Grant Details

The proposal aims at forging new computational approaches to tackle problems involving very large matrices and tensors, many of which cannot be solved with current techniques. Such problems are ubiquitous in modern Data Science and permeate different fields such as uncertainty quantification and dynamical systems monitoring, image and signal processing, finance, network science, and computational chemistry, to name a few. The overarching theme of the project is the development of dimensionality reduction techniques based on the identification and exploitation of (approximate) low rank structure in the data. Techniques for computing low-rank approximations of matrices and tensors are currently receiving considerable attention and can lead to the efficient solution of problems previously considered intractable due to the curse of dimensionality. Many problems in network science and in applied probability require the solution of large linear systems, the solution of eigenvalue problems, and the approximation of functions of large matrices.

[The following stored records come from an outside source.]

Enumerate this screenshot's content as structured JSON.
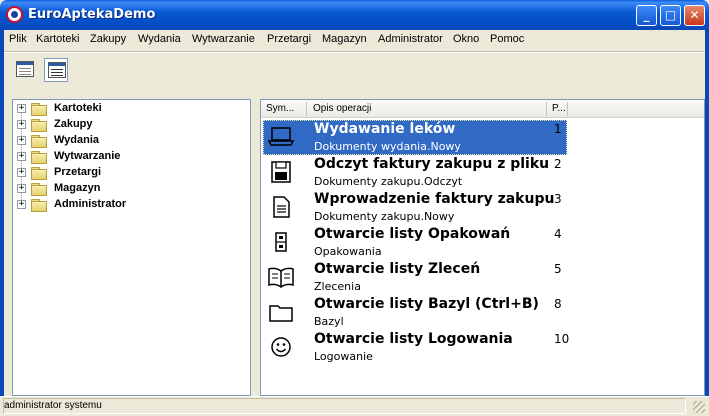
{
  "window": {
    "title": "EuroAptekaDemo",
    "minimize": "_",
    "maximize": "□",
    "close": "✕"
  },
  "menu": [
    {
      "label": "Plik"
    },
    {
      "label": "Kartoteki"
    },
    {
      "label": "Zakupy"
    },
    {
      "label": "Wydania"
    },
    {
      "label": "Wytwarzanie"
    },
    {
      "label": "Przetargi"
    },
    {
      "label": "Magazyn"
    },
    {
      "label": "Administrator"
    },
    {
      "label": "Okno"
    },
    {
      "label": "Pomoc"
    }
  ],
  "toolbar": [
    {
      "icon": "list-view-icon"
    },
    {
      "icon": "details-view-icon",
      "pressed": true
    }
  ],
  "tree": {
    "expander": "+",
    "items": [
      {
        "label": "Kartoteki",
        "icon": "folder-icon"
      },
      {
        "label": "Zakupy",
        "icon": "folder-icon"
      },
      {
        "label": "Wydania",
        "icon": "folder-icon"
      },
      {
        "label": "Wytwarzanie",
        "icon": "folder-icon"
      },
      {
        "label": "Przetargi",
        "icon": "folder-icon"
      },
      {
        "label": "Magazyn",
        "icon": "folder-icon"
      },
      {
        "label": "Administrator",
        "icon": "folder-icon"
      }
    ]
  },
  "list": {
    "columns": [
      "Sym...",
      "Opis operacji",
      "P..."
    ],
    "rows": [
      {
        "title": "Wydawanie leków",
        "desc": "Dokumenty wydania.Nowy",
        "num": "1",
        "icon": "laptop-icon",
        "selected": true
      },
      {
        "title": "Odczyt faktury zakupu z pliku",
        "desc": "Dokumenty zakupu.Odczyt",
        "num": "2",
        "icon": "floppy-disk-icon"
      },
      {
        "title": "Wprowadzenie faktury zakupu",
        "desc": "Dokumenty zakupu.Nowy",
        "num": "3",
        "icon": "document-icon"
      },
      {
        "title": "Otwarcie listy Opakowań",
        "desc": "Opakowania",
        "num": "4",
        "icon": "cabinet-icon"
      },
      {
        "title": "Otwarcie listy Zleceń",
        "desc": "Zlecenia",
        "num": "5",
        "icon": "open-book-icon"
      },
      {
        "title": "Otwarcie listy Bazyl (Ctrl+B)",
        "desc": "Bazyl",
        "num": "8",
        "icon": "folder-outline-icon"
      },
      {
        "title": "Otwarcie listy Logowania",
        "desc": "Logowanie",
        "num": "10",
        "icon": "smiley-icon"
      }
    ]
  },
  "status": {
    "text": "administrator systemu"
  },
  "colors": {
    "selection": "#316ac5",
    "titlebar": "#0a5ad4"
  }
}
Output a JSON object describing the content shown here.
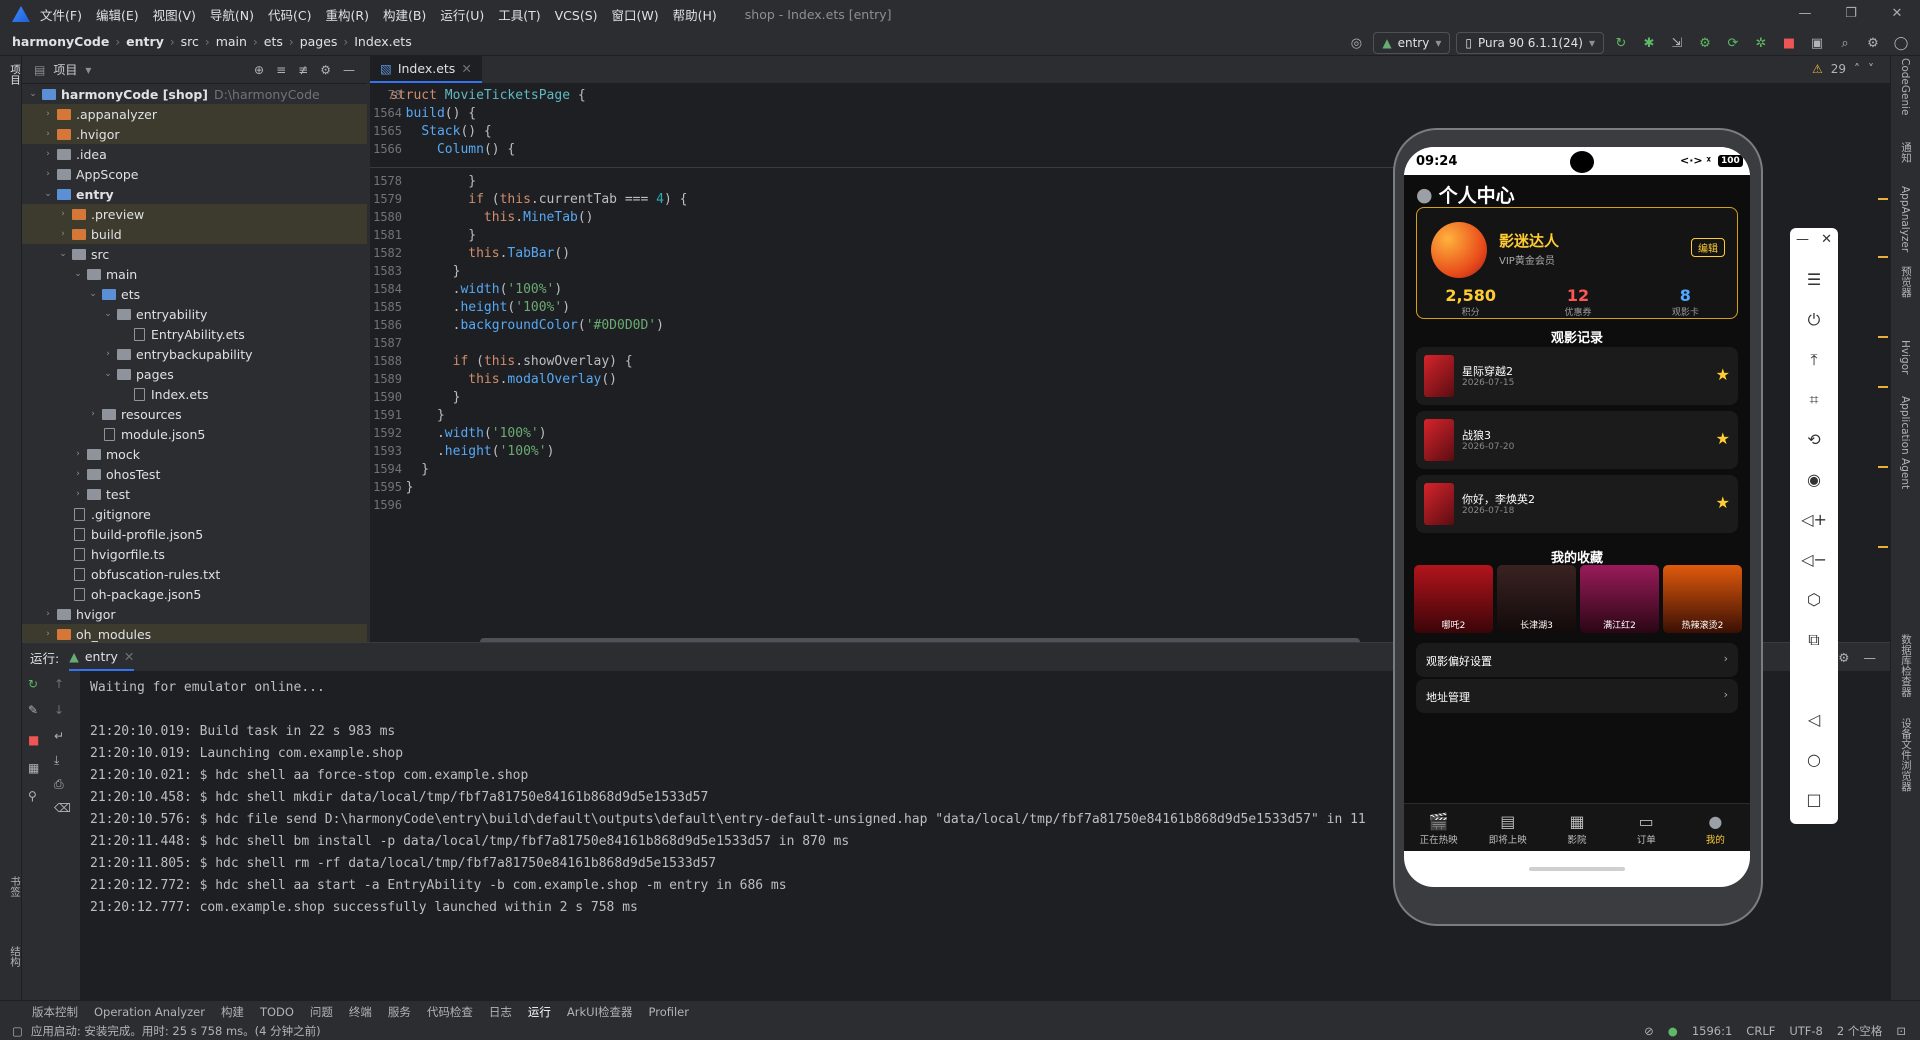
{
  "menu": [
    "文件(F)",
    "编辑(E)",
    "视图(V)",
    "导航(N)",
    "代码(C)",
    "重构(R)",
    "构建(B)",
    "运行(U)",
    "工具(T)",
    "VCS(S)",
    "窗口(W)",
    "帮助(H)"
  ],
  "window_title": "shop - Index.ets [entry]",
  "breadcrumb": [
    "harmonyCode",
    "entry",
    "src",
    "main",
    "ets",
    "pages",
    "Index.ets"
  ],
  "toolbar": {
    "module": "entry",
    "device": "Pura 90 6.1.1(24)"
  },
  "project": {
    "header": "项目",
    "rows": [
      {
        "a": "v",
        "t": "folder",
        "l": "harmonyCode [shop]",
        "d": "D:\\harmonyCode",
        "i": 0,
        "c": "b"
      },
      {
        "a": ">",
        "t": "folder",
        "l": ".appanalyzer",
        "i": 1,
        "c": "o",
        "ex": true
      },
      {
        "a": ">",
        "t": "folder",
        "l": ".hvigor",
        "i": 1,
        "c": "o",
        "ex": true
      },
      {
        "a": ">",
        "t": "folder",
        "l": ".idea",
        "i": 1
      },
      {
        "a": ">",
        "t": "folder",
        "l": "AppScope",
        "i": 1
      },
      {
        "a": "v",
        "t": "folder",
        "l": "entry",
        "i": 1,
        "c": "b",
        "bold": true
      },
      {
        "a": ">",
        "t": "folder",
        "l": ".preview",
        "i": 2,
        "c": "o",
        "ex": true
      },
      {
        "a": ">",
        "t": "folder",
        "l": "build",
        "i": 2,
        "c": "o",
        "ex": true
      },
      {
        "a": "v",
        "t": "folder",
        "l": "src",
        "i": 2
      },
      {
        "a": "v",
        "t": "folder",
        "l": "main",
        "i": 3
      },
      {
        "a": "v",
        "t": "folder",
        "l": "ets",
        "i": 4,
        "c": "b"
      },
      {
        "a": "v",
        "t": "folder",
        "l": "entryability",
        "i": 5
      },
      {
        "a": "",
        "t": "file",
        "l": "EntryAbility.ets",
        "i": 6
      },
      {
        "a": ">",
        "t": "folder",
        "l": "entrybackupability",
        "i": 5
      },
      {
        "a": "v",
        "t": "folder",
        "l": "pages",
        "i": 5
      },
      {
        "a": "",
        "t": "file",
        "l": "Index.ets",
        "i": 6
      },
      {
        "a": ">",
        "t": "folder",
        "l": "resources",
        "i": 4
      },
      {
        "a": "",
        "t": "file",
        "l": "module.json5",
        "i": 4
      },
      {
        "a": ">",
        "t": "folder",
        "l": "mock",
        "i": 3
      },
      {
        "a": ">",
        "t": "folder",
        "l": "ohosTest",
        "i": 3
      },
      {
        "a": ">",
        "t": "folder",
        "l": "test",
        "i": 3
      },
      {
        "a": "",
        "t": "file",
        "l": ".gitignore",
        "i": 2
      },
      {
        "a": "",
        "t": "file",
        "l": "build-profile.json5",
        "i": 2
      },
      {
        "a": "",
        "t": "file",
        "l": "hvigorfile.ts",
        "i": 2
      },
      {
        "a": "",
        "t": "file",
        "l": "obfuscation-rules.txt",
        "i": 2
      },
      {
        "a": "",
        "t": "file",
        "l": "oh-package.json5",
        "i": 2
      },
      {
        "a": ">",
        "t": "folder",
        "l": "hvigor",
        "i": 1
      },
      {
        "a": ">",
        "t": "folder",
        "l": "oh_modules",
        "i": 1,
        "c": "o",
        "ex": true
      }
    ]
  },
  "editor": {
    "tab": "Index.ets",
    "warnings": "29",
    "sticky": [
      {
        "n": "78",
        "html": "<span class='kw'>struct</span> <span class='ty'>MovieTicketsPage</span> {"
      },
      {
        "n": "1564",
        "html": "  <span class='fn'>build</span>() {"
      },
      {
        "n": "1565",
        "html": "    <span class='fn'>Stack</span>() {"
      },
      {
        "n": "1566",
        "html": "      <span class='fn'>Column</span>() {"
      }
    ],
    "lines": [
      {
        "n": "1578",
        "html": "          }"
      },
      {
        "n": "1579",
        "html": "          <span class='kw'>if</span> (<span class='kw'>this</span>.currentTab === <span class='nu'>4</span>) {"
      },
      {
        "n": "1580",
        "html": "            <span class='kw'>this</span>.<span class='fn'>MineTab</span>()"
      },
      {
        "n": "1581",
        "html": "          }"
      },
      {
        "n": "1582",
        "html": "          <span class='kw'>this</span>.<span class='fn'>TabBar</span>()"
      },
      {
        "n": "1583",
        "html": "        }"
      },
      {
        "n": "1584",
        "html": "        .<span class='fn'>width</span>(<span class='st'>'100%'</span>)"
      },
      {
        "n": "1585",
        "html": "        .<span class='fn'>height</span>(<span class='st'>'100%'</span>)"
      },
      {
        "n": "1586",
        "html": "        .<span class='fn'>backgroundColor</span>(<span class='st'>'#0D0D0D'</span>)"
      },
      {
        "n": "1587",
        "html": ""
      },
      {
        "n": "1588",
        "html": "        <span class='kw'>if</span> (<span class='kw'>this</span>.showOverlay) {"
      },
      {
        "n": "1589",
        "html": "          <span class='kw'>this</span>.<span class='fn'>modalOverlay</span>()"
      },
      {
        "n": "1590",
        "html": "        }"
      },
      {
        "n": "1591",
        "html": "      }"
      },
      {
        "n": "1592",
        "html": "      .<span class='fn'>width</span>(<span class='st'>'100%'</span>)"
      },
      {
        "n": "1593",
        "html": "      .<span class='fn'>height</span>(<span class='st'>'100%'</span>)"
      },
      {
        "n": "1594",
        "html": "    }"
      },
      {
        "n": "1595",
        "html": "  }"
      },
      {
        "n": "1596",
        "html": ""
      }
    ]
  },
  "run": {
    "label": "运行:",
    "tab": "entry",
    "console": [
      "Waiting for emulator online...",
      "",
      "21:20:10.019: Build task in 22 s 983 ms",
      "21:20:10.019: Launching com.example.shop",
      "21:20:10.021: $ hdc shell aa force-stop com.example.shop",
      "21:20:10.458: $ hdc shell mkdir data/local/tmp/fbf7a81750e84161b868d9d5e1533d57",
      "21:20:10.576: $ hdc file send D:\\harmonyCode\\entry\\build\\default\\outputs\\default\\entry-default-unsigned.hap \"data/local/tmp/fbf7a81750e84161b868d9d5e1533d57\" in 11",
      "21:20:11.448: $ hdc shell bm install -p data/local/tmp/fbf7a81750e84161b868d9d5e1533d57 in 870 ms",
      "21:20:11.805: $ hdc shell rm -rf data/local/tmp/fbf7a81750e84161b868d9d5e1533d57",
      "21:20:12.772: $ hdc shell aa start -a EntryAbility -b com.example.shop -m entry in 686 ms",
      "21:20:12.777: com.example.shop successfully launched within 2 s 758 ms"
    ]
  },
  "toolwindows": [
    "版本控制",
    "Operation Analyzer",
    "构建",
    "TODO",
    "问题",
    "终端",
    "服务",
    "代码检查",
    "日志",
    "运行",
    "ArkUI检查器",
    "Profiler"
  ],
  "status": {
    "msg": "应用启动: 安装完成。用时: 25 s 758 ms。(4 分钟之前)",
    "pos": "1596:1",
    "eol": "CRLF",
    "enc": "UTF-8",
    "indent": "2 个空格"
  },
  "left_strip": [
    "项目",
    "书签",
    "结构"
  ],
  "right_strip": [
    "CodeGenie",
    "通知",
    "AppAnalyzer",
    "预览器",
    "Hvigor",
    "Application Agent",
    "数据库检查器",
    "设备文件浏览器"
  ],
  "phone": {
    "time": "09:24",
    "battery": "100",
    "page_title": "个人中心",
    "user": {
      "name": "影迷达人",
      "level": "VIP黄金会员",
      "edit": "编辑"
    },
    "stats": [
      {
        "v": "2,580",
        "l": "积分"
      },
      {
        "v": "12",
        "l": "优惠券"
      },
      {
        "v": "8",
        "l": "观影卡"
      }
    ],
    "history_title": "观影记录",
    "history": [
      {
        "t": "星际穿越2",
        "d": "2026-07-15"
      },
      {
        "t": "战狼3",
        "d": "2026-07-20"
      },
      {
        "t": "你好，李焕英2",
        "d": "2026-07-18"
      }
    ],
    "fav_title": "我的收藏",
    "favs": [
      "哪吒2",
      "长津湖3",
      "满江红2",
      "热辣滚烫2"
    ],
    "settings": [
      "观影偏好设置",
      "地址管理"
    ],
    "tabs": [
      "正在热映",
      "即将上映",
      "影院",
      "订单",
      "我的"
    ]
  },
  "colors": {
    "accent": "#ffcc33",
    "ide_bg": "#1e1f22",
    "panel_bg": "#2b2d30"
  }
}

Often the matrices involved have (approximate or perturbed) rank and/or tensor (Kronecker) structure. Techniques for solving such problems, including new preconditioning techniques and specialized rational Krylov subspace methods, will be developed. We will also tackle the important problem of efficiently updating centrality measures and other network quantities after the network undergoes a low-rank change, such as addition, deletion or rewiring of a few links. In another direction, low-rank formulations are needed to approximate the solution of challenging partial differential equations such as in space-time or parameter-dependent problems. There, suitable linear algebra should be considered that adheres to the design of tensor discrete spaces, thus preserving structural properties typical of the continuous solution. Part of the proposal concerns the development of algorithms for solving multiterm matrix and tensor linear equations stemming from problems of this type. The results of the research project will impact several application areas including network analysis, parameter-dependent numerical modeling and applied probability (Markovian modeling). Attention will be paid to both theoretical and computational aspects including the implementation of effective algorithms, software design and dissemination.